Implement a separate seeding path suitable for production-like environments:

• Use a static file (JSON or CSV), for example:
  • prisma/seed.production.json
  • or prisma/seed.production.csv
• Seed only a small, curated set of records, for example:
  • One ADMIN account
  • A few demo USER accounts
• Requirements:
  • Seeding must be idempotent:
    • Do not create duplicate records if seed is re-run
    • Use upsert or existence checks based on a stable key (e.g., email)
  • Protect production from accidental bulk fake data:
    • Use NODE_ENV or a dedicated env var (e.g.

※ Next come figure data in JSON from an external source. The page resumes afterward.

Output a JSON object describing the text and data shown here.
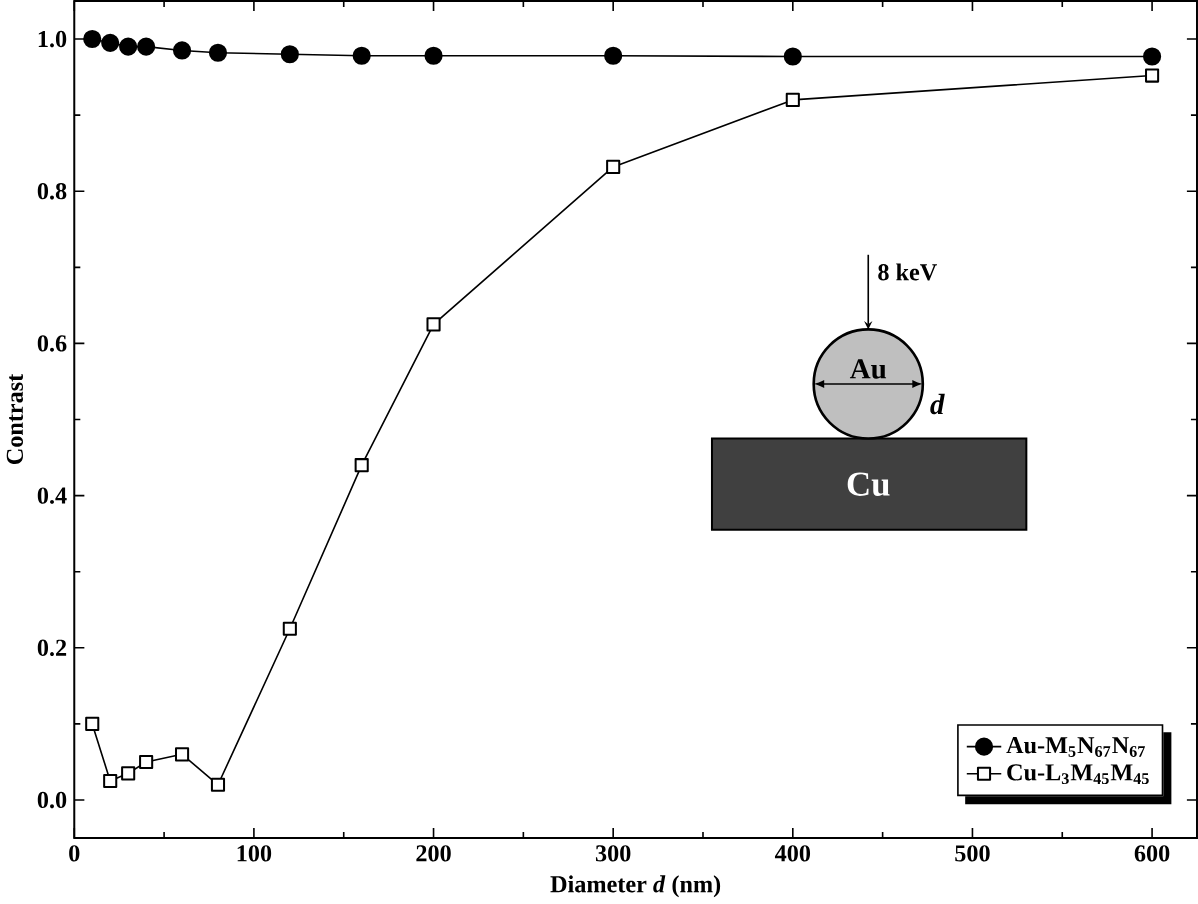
{
  "chart_data": {
    "type": "line",
    "xlabel": "Diameter *d* (nm)",
    "ylabel": "Contrast",
    "x": [
      10,
      20,
      30,
      40,
      60,
      80,
      120,
      160,
      200,
      300,
      400,
      600
    ],
    "series": [
      {
        "name": "Au-M$_{5}$N$_{67}$N$_{67}$",
        "color": "#000000",
        "marker": "circle",
        "values": [
          1.0,
          0.995,
          0.99,
          0.99,
          0.985,
          0.982,
          0.98,
          0.978,
          0.978,
          0.978,
          0.977,
          0.977
        ]
      },
      {
        "name": "Cu-L$_{3}$M$_{45}$M$_{45}$",
        "color": "#000000",
        "marker": "square",
        "values": [
          0.1,
          0.025,
          0.035,
          0.05,
          0.06,
          0.02,
          0.225,
          0.44,
          0.625,
          0.832,
          0.92,
          0.952
        ]
      }
    ],
    "xlim": [
      0,
      625
    ],
    "xticks": [
      0,
      100,
      200,
      300,
      400,
      500,
      600
    ],
    "ylim": [
      -0.05,
      1.05
    ],
    "yticks": [
      {
        "value": 0,
        "label": "0.0"
      },
      {
        "value": 0.2,
        "label": "0.2"
      },
      {
        "value": 0.4,
        "label": "0.4"
      },
      {
        "value": 0.6,
        "label": "0.6"
      },
      {
        "value": 0.8,
        "label": "0.8"
      },
      {
        "value": 1,
        "label": "1.0"
      }
    ],
    "legend": "bottom right",
    "grid": false,
    "line_style": "solid",
    "annotations": [
      "8 keV",
      "Au",
      "*d*",
      "Cu"
    ]
  }
}
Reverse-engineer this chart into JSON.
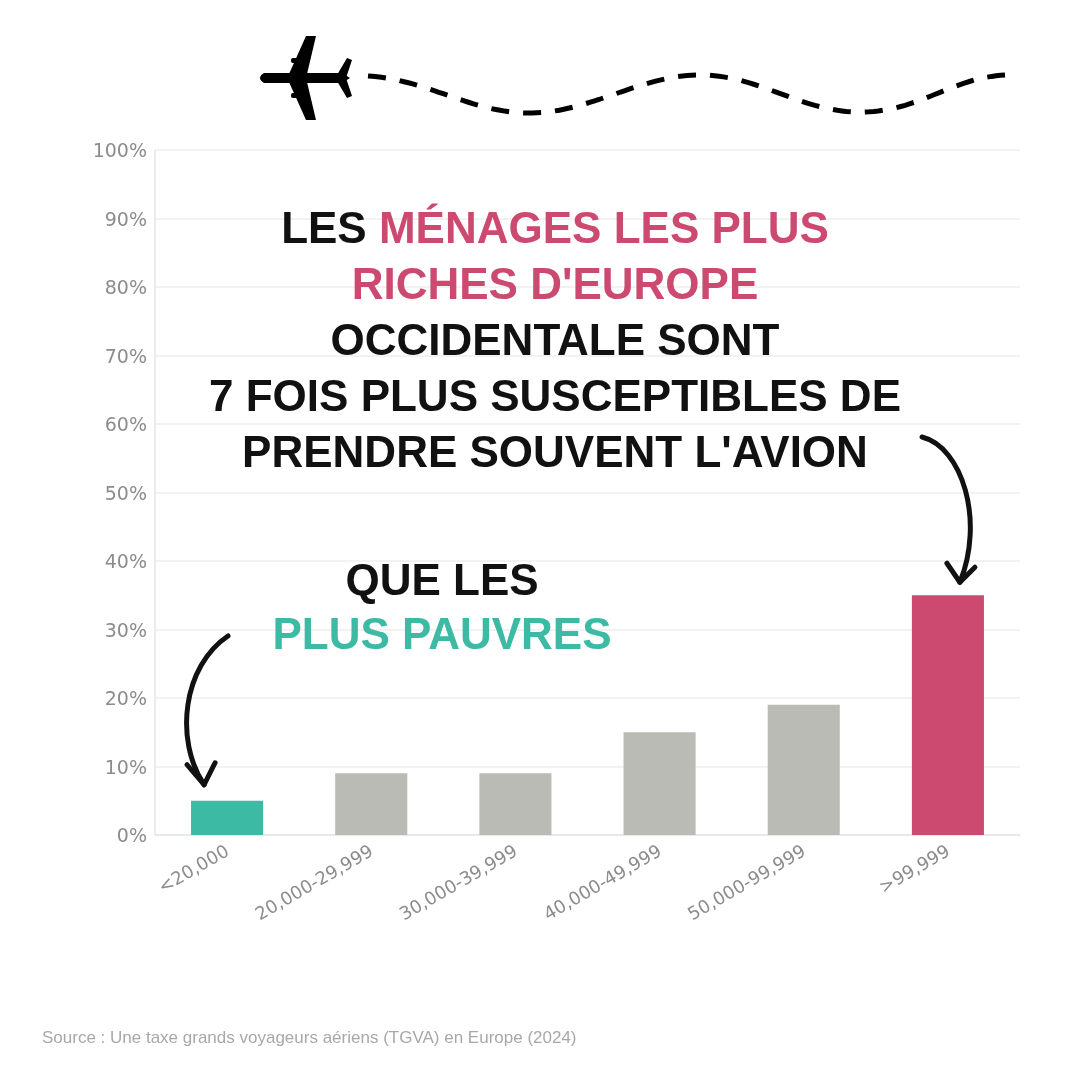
{
  "chart_data": {
    "type": "bar",
    "categories": [
      "<20,000",
      "20,000-29,999",
      "30,000-39,999",
      "40,000-49,999",
      "50,000-99,999",
      ">99,999"
    ],
    "values": [
      5,
      9,
      9,
      15,
      19,
      35
    ],
    "colors": [
      "#3dbaa4",
      "#bbbbb6",
      "#bbbbb6",
      "#bbbbb6",
      "#bbbbb6",
      "#cc4a70"
    ],
    "ylim": [
      0,
      100
    ],
    "yticks": [
      {
        "value": 0,
        "label": "0%"
      },
      {
        "value": 10,
        "label": "10%"
      },
      {
        "value": 20,
        "label": "20%"
      },
      {
        "value": 30,
        "label": "30%"
      },
      {
        "value": 40,
        "label": "40%"
      },
      {
        "value": 50,
        "label": "50%"
      },
      {
        "value": 60,
        "label": "60%"
      },
      {
        "value": 70,
        "label": "70%"
      },
      {
        "value": 80,
        "label": "80%"
      },
      {
        "value": 90,
        "label": "90%"
      },
      {
        "value": 100,
        "label": "100%"
      }
    ],
    "grid": "y",
    "annotations": [
      "LES MÉNAGES LES PLUS RICHES D'EUROPE OCCIDENTALE SONT 7 FOIS PLUS SUSCEPTIBLES DE PRENDRE SOUVENT L'AVION",
      "QUE LES PLUS PAUVRES",
      "Source : Une taxe grands voyageurs aériens (TGVA) en Europe (2024)"
    ]
  }
}
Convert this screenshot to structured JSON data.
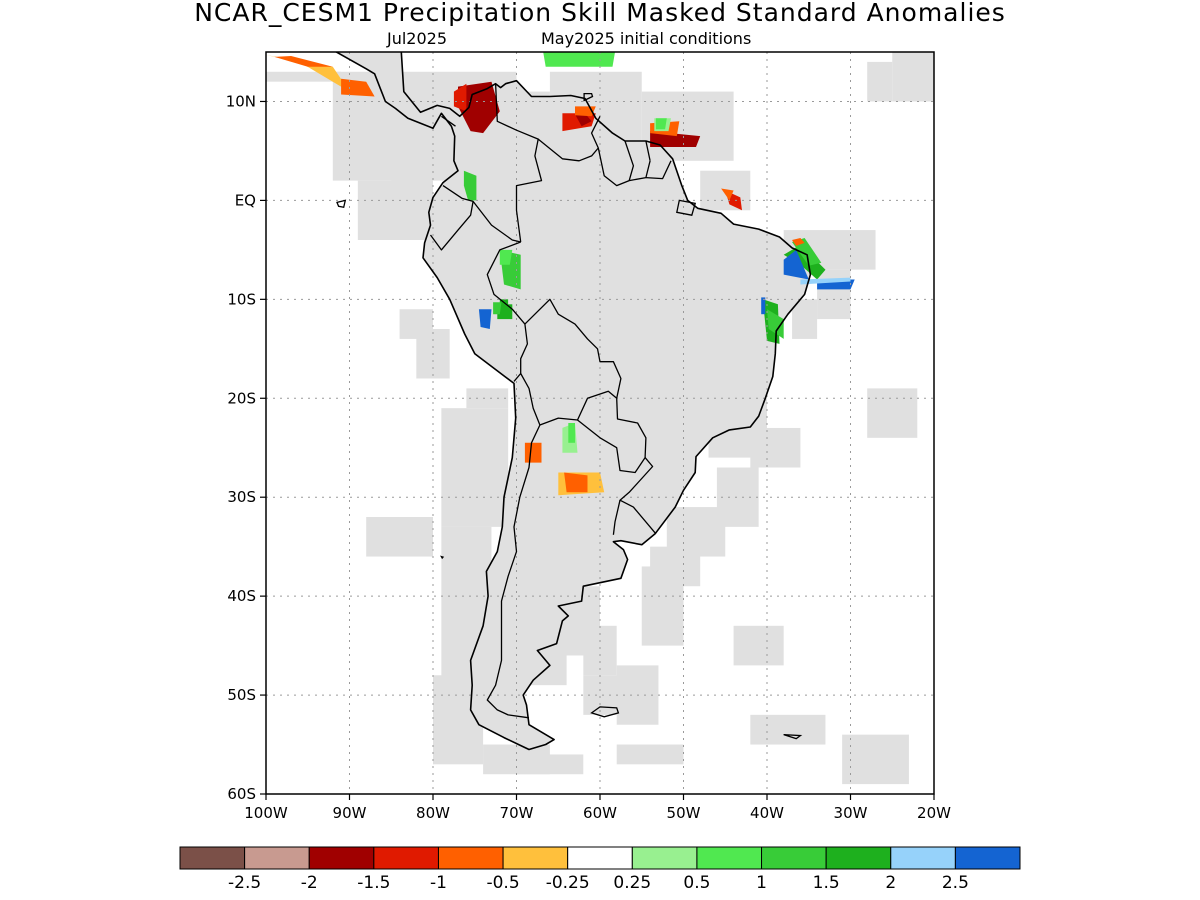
{
  "title": "NCAR_CESM1 Precipitation Skill Masked Standard Anomalies",
  "subtitle_left": "Jul2025",
  "subtitle_right": "May2025 initial conditions",
  "map": {
    "lon_range": [
      -100,
      -20
    ],
    "lat_range": [
      -60,
      15
    ],
    "lat_ticks": [
      {
        "value": 10,
        "label": "10N"
      },
      {
        "value": 0,
        "label": "EQ"
      },
      {
        "value": -10,
        "label": "10S"
      },
      {
        "value": -20,
        "label": "20S"
      },
      {
        "value": -30,
        "label": "30S"
      },
      {
        "value": -40,
        "label": "40S"
      },
      {
        "value": -50,
        "label": "50S"
      },
      {
        "value": -60,
        "label": "60S"
      }
    ],
    "lon_ticks": [
      {
        "value": -100,
        "label": "100W"
      },
      {
        "value": -90,
        "label": "90W"
      },
      {
        "value": -80,
        "label": "80W"
      },
      {
        "value": -70,
        "label": "70W"
      },
      {
        "value": -60,
        "label": "60W"
      },
      {
        "value": -50,
        "label": "50W"
      },
      {
        "value": -40,
        "label": "40W"
      },
      {
        "value": -30,
        "label": "30W"
      },
      {
        "value": -20,
        "label": "20W"
      }
    ],
    "mask_color": "#e0e0e0",
    "coast_color": "#000000"
  },
  "colorbar": {
    "colors": [
      "#7b5048",
      "#c89a90",
      "#a00000",
      "#e01a00",
      "#ff6000",
      "#ffc03c",
      "#ffffff",
      "#98f090",
      "#50e850",
      "#38cc38",
      "#1eb01e",
      "#96d2fa",
      "#1464d2"
    ],
    "labels": [
      "-2.5",
      "-2",
      "-1.5",
      "-1",
      "-0.5",
      "-0.25",
      "0.25",
      "0.5",
      "1",
      "1.5",
      "2",
      "2.5"
    ]
  }
}
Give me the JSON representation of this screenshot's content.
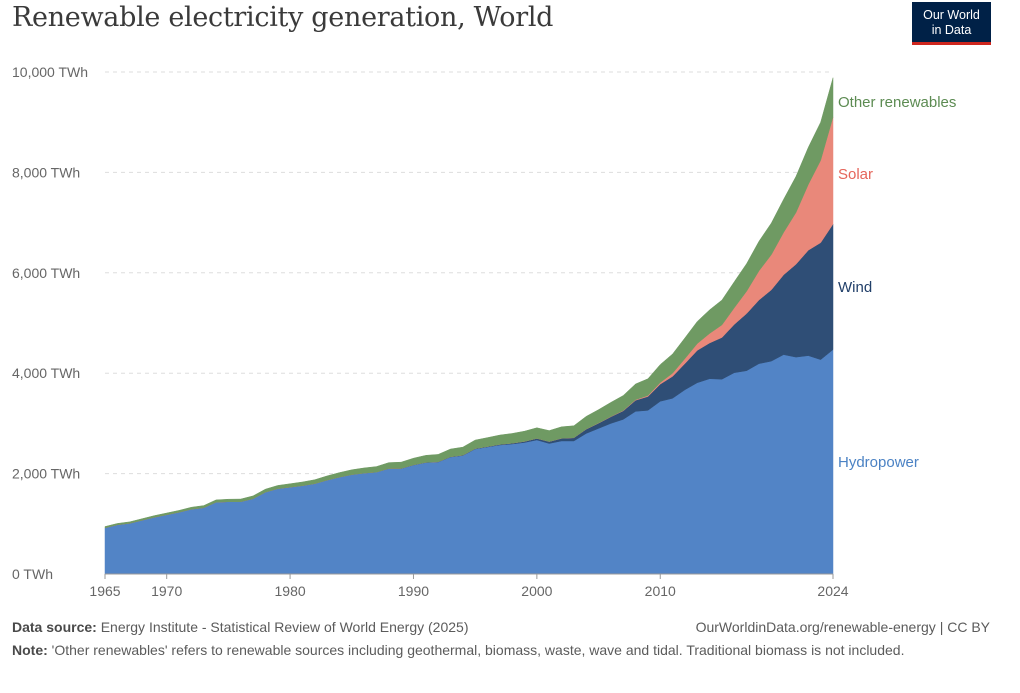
{
  "title": "Renewable electricity generation, World",
  "logo": {
    "line1": "Our World",
    "line2": "in Data"
  },
  "footer": {
    "source_label": "Data source:",
    "source_text": "Energy Institute - Statistical Review of World Energy (2025)",
    "url": "OurWorldinData.org/renewable-energy",
    "license": "| CC BY",
    "note_label": "Note:",
    "note_text": "'Other renewables' refers to renewable sources including geothermal, biomass, waste, wave and tidal. Traditional biomass is not included."
  },
  "colors": {
    "Hydropower": "#5284c6",
    "Wind": "#2f4e76",
    "Solar": "#e9887a",
    "Other renewables": "#6f9a63"
  },
  "label_colors": {
    "Hydropower": "#4b82c4",
    "Wind": "#213f69",
    "Solar": "#e5655a",
    "Other renewables": "#5c8b52"
  },
  "chart_data": {
    "type": "area",
    "stacked": true,
    "title": "Renewable electricity generation, World",
    "unit": "TWh",
    "xlim": [
      1965,
      2024
    ],
    "ylim": [
      0,
      10000
    ],
    "yticks": [
      0,
      2000,
      4000,
      6000,
      8000,
      10000
    ],
    "ytick_labels": [
      "0 TWh",
      "2,000 TWh",
      "4,000 TWh",
      "6,000 TWh",
      "8,000 TWh",
      "10,000 TWh"
    ],
    "xticks": [
      1965,
      1970,
      1980,
      1990,
      2000,
      2010,
      2024
    ],
    "xtick_labels": [
      "1965",
      "1970",
      "1980",
      "1990",
      "2000",
      "2010",
      "2024"
    ],
    "x": [
      1965,
      1966,
      1967,
      1968,
      1969,
      1970,
      1971,
      1972,
      1973,
      1974,
      1975,
      1976,
      1977,
      1978,
      1979,
      1980,
      1981,
      1982,
      1983,
      1984,
      1985,
      1986,
      1987,
      1988,
      1989,
      1990,
      1991,
      1992,
      1993,
      1994,
      1995,
      1996,
      1997,
      1998,
      1999,
      2000,
      2001,
      2002,
      2003,
      2004,
      2005,
      2006,
      2007,
      2008,
      2009,
      2010,
      2011,
      2012,
      2013,
      2014,
      2015,
      2016,
      2017,
      2018,
      2019,
      2020,
      2021,
      2022,
      2023,
      2024
    ],
    "series": [
      {
        "name": "Hydropower",
        "values": [
          920,
          980,
          1010,
          1070,
          1130,
          1180,
          1230,
          1290,
          1320,
          1430,
          1440,
          1440,
          1500,
          1630,
          1700,
          1730,
          1760,
          1800,
          1870,
          1930,
          1980,
          2010,
          2030,
          2100,
          2100,
          2170,
          2220,
          2230,
          2330,
          2360,
          2490,
          2530,
          2570,
          2590,
          2620,
          2670,
          2600,
          2650,
          2650,
          2800,
          2900,
          3000,
          3080,
          3240,
          3260,
          3440,
          3500,
          3670,
          3810,
          3890,
          3880,
          4010,
          4050,
          4190,
          4240,
          4370,
          4320,
          4350,
          4270,
          4470
        ]
      },
      {
        "name": "Wind",
        "values": [
          0,
          0,
          0,
          0,
          0,
          0,
          0,
          0,
          0,
          0,
          0,
          0,
          0,
          0,
          0,
          0,
          0,
          0,
          0,
          0,
          0,
          0,
          0,
          2,
          3,
          4,
          4,
          5,
          6,
          7,
          8,
          9,
          12,
          16,
          21,
          31,
          38,
          52,
          63,
          85,
          104,
          133,
          170,
          221,
          276,
          342,
          437,
          522,
          645,
          712,
          832,
          963,
          1138,
          1268,
          1420,
          1590,
          1850,
          2100,
          2330,
          2500
        ]
      },
      {
        "name": "Solar",
        "values": [
          0,
          0,
          0,
          0,
          0,
          0,
          0,
          0,
          0,
          0,
          0,
          0,
          0,
          0,
          0,
          0,
          0,
          0,
          0,
          0,
          0,
          0,
          0,
          0,
          0,
          0,
          0,
          0,
          0,
          0,
          0,
          0,
          0,
          0,
          1,
          1,
          1,
          2,
          2,
          3,
          4,
          6,
          8,
          12,
          20,
          32,
          63,
          99,
          135,
          190,
          250,
          330,
          445,
          580,
          700,
          845,
          1030,
          1310,
          1640,
          2130
        ]
      },
      {
        "name": "Other renewables",
        "values": [
          25,
          27,
          29,
          31,
          33,
          35,
          37,
          40,
          43,
          46,
          50,
          53,
          56,
          60,
          64,
          68,
          73,
          78,
          84,
          90,
          96,
          103,
          110,
          117,
          125,
          133,
          140,
          147,
          153,
          160,
          170,
          178,
          186,
          194,
          203,
          211,
          218,
          228,
          238,
          252,
          266,
          280,
          297,
          313,
          333,
          358,
          383,
          413,
          440,
          470,
          495,
          520,
          550,
          590,
          630,
          660,
          720,
          740,
          760,
          785
        ]
      }
    ],
    "legend_position": "inline-right",
    "grid": true
  }
}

SEED_MODE=development|production)
    • Ensure dev-only Faker-based seeding never runs in production

3. Logging & Reporting

• After seeding, log a summary:
  • Number of users created
  • Number of users updated (if using upsert)
  • Role breakdown (e.g., ADMIN: 1, MANAGER: 5, USER: 300)
• Handle and log errors clearly.

Bonus

• Seed additional related data once other modules exist (e.g., settings, projects).
• Integrate seeding into Docker Compose or CI in a safe way.
• Document how to run dev vs production seeding in the README.

Deliverables

• Seed script(s) under prisma/
• Static data file(s) for production-style seeding
• Updated package.json scripts section
• Short documentation section in the README explaining:
  • How to run dev seeding
  • How to run production seeding
  • Any assumptions or trade-offs

---

🧩 Track E — API Validation with Zod (Request Validation Challenge)

Implement full Zod-based validation for the existing User API endpoints.

This task evaluates your ability to:

• Apply strong API input validation
• Produce consistent error responses
• Use schemas to simplify controller logic
• Enforce real-world request constraints

---

✔️ Required Validations

1. GET /users — Query Parameters

Validate:

• page — integer ≥ 1, default = 1
• pageSize — integer between 1 and 100, default = 20
• search — optional, trimmed string

Use:

• z.coerce.number() for numeric coercion
• default() for fallback values
• .min() / .max() for constraints
• validateQuery() middleware for enforcement

---

2. User Creation (POST /users or /auth/register) — Request Body

Schema must validate:

• email — required, valid email
• password — required, min length recommended
• firstName — optional
• lastName — optional
• role — optional, must be one of USER | MANAGER | ADMIN

Validation must:

• Reject unexpected fields
• Produce structured JSON errors
• Ensure controllers only receive clean, typed data

---

✔️ Deliverables

• Create Zod schemas in:

  src/modules/users/user.validation.ts
  

• Integrate schemas into:

  user.router.ts
  

  using:
  • validateQuery(listUsersQuerySchema)
  • validateBody(createUserBodySchema)
• Refactor controller to rely on parsed input
• Ensure all validation errors return:

{
  "success": false,
  "error": {
    "code": "VALIDATION_ERROR",
    "message": "Invalid request",
    "details": { ... }
  }
}

---

📤 Submitting Your Work

1. Fork the repository
2. Create a feature branch (candidate/<your-name>)
3. Open a PR to your own fork
4. Include a write-up describing:
   • Architecture decisions
   • Trade-offs you made
   • Improvements you'd make with more time
5. Add "mgtech-software" as a reviewer on your PR
6. Reply to your initial email with a link to your PR

---

🙋 Need Clarification?

If any task feels ambiguous, conflicting, or incomplete, document your assumptions.
Thoughtful reasoning is part of the evaluation.

---

🎉 Good Luck!

We look forward to reviewing your work.